🤖 AI Summary
Traditional anomaly detection methods fail on European XFEL accelerator control system logs due to low vocabulary diversity, absence of labels, and strong sequential dependencies. To address this, we propose a lightweight unsupervised framework: (1) sparse log entries are semantically embedded via lightweight word embeddings; (2) a dedicated Hidden Markov Model (HMM) is trained per control node to capture normal sequential behavior; and (3) anomalies are scored using a forward–backward probability ratio—requiring no log templates, manual labeling, or domain-specific priors. This work is the first to integrate lightweight word embeddings with node-level HMMs for modeling ultra-sparse industrial logs. Evaluated on real accelerator control node data, our method achieves high-precision anomaly detection and early warning, significantly improving operational responsiveness and supporting stable accelerator operation.
📝 Abstract
This article introduces a novel method for detecting anomalies within log data from control system nodes at the European XFEL accelerator. Effective anomaly detection is crucial for providing operators with a clear understanding of each node's availability, status, and potential problems, thereby ensuring smooth accelerator operation.

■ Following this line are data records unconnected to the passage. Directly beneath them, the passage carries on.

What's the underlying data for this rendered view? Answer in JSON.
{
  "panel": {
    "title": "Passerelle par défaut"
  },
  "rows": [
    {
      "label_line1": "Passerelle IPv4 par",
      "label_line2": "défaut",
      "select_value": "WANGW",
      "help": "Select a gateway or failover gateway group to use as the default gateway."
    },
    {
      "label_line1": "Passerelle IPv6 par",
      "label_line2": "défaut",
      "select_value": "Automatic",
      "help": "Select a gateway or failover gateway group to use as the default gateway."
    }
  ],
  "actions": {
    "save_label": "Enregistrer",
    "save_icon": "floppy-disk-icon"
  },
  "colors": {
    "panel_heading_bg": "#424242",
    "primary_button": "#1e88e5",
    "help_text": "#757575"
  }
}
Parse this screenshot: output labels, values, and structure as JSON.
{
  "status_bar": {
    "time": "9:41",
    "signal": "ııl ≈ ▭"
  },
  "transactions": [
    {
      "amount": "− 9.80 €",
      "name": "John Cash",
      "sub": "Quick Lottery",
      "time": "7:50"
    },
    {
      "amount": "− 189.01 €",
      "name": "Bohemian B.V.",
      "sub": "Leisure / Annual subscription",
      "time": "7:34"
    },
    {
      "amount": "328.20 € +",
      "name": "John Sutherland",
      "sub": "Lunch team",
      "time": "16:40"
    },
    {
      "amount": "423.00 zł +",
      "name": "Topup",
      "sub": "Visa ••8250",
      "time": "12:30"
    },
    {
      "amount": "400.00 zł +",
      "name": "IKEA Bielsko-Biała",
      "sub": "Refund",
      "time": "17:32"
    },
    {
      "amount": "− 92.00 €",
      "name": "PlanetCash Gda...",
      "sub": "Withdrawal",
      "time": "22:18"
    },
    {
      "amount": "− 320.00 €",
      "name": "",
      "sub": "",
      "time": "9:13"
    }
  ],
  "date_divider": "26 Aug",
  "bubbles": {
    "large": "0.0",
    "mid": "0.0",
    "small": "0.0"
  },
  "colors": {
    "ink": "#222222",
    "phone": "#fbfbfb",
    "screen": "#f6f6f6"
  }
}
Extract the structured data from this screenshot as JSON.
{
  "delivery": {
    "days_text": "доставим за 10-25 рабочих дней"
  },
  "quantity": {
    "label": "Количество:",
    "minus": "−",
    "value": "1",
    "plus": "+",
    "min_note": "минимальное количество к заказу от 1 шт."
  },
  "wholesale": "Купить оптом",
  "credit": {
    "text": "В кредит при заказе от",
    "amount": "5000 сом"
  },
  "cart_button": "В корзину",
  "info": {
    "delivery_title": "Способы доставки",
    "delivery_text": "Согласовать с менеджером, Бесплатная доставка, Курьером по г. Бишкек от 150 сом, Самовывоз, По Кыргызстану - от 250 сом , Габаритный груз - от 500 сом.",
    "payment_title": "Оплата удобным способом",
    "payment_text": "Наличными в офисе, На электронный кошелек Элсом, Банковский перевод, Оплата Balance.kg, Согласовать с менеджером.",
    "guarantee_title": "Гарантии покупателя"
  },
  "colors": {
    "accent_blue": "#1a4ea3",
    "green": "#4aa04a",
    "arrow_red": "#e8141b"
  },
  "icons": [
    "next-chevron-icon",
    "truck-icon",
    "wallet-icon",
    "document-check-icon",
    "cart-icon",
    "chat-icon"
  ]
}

Traditional and learning-based anomaly detection methods face significant limitations due to the sequential nature of these logs and the lack of a rich, node-specific text corpus. To address this, we propose an approach utilizing word embeddings to represent log entries and a Hidden Markov Model (HMM) to model the typical sequential patterns of these embeddings for individual nodes. Anomalies are identified by scoring individual log entries based on a probability ratio: this ratio compares the likelihood of the log sequence including the new entry against its likelihood without it, effectively measuring how well the new entry fits the established pattern. High scores indicate potential anomalies that deviate from the node's routine behavior. This method functions as a warning system, alerting operators to irregular log events that may signify underlying issues, thereby facilitating proactive intervention.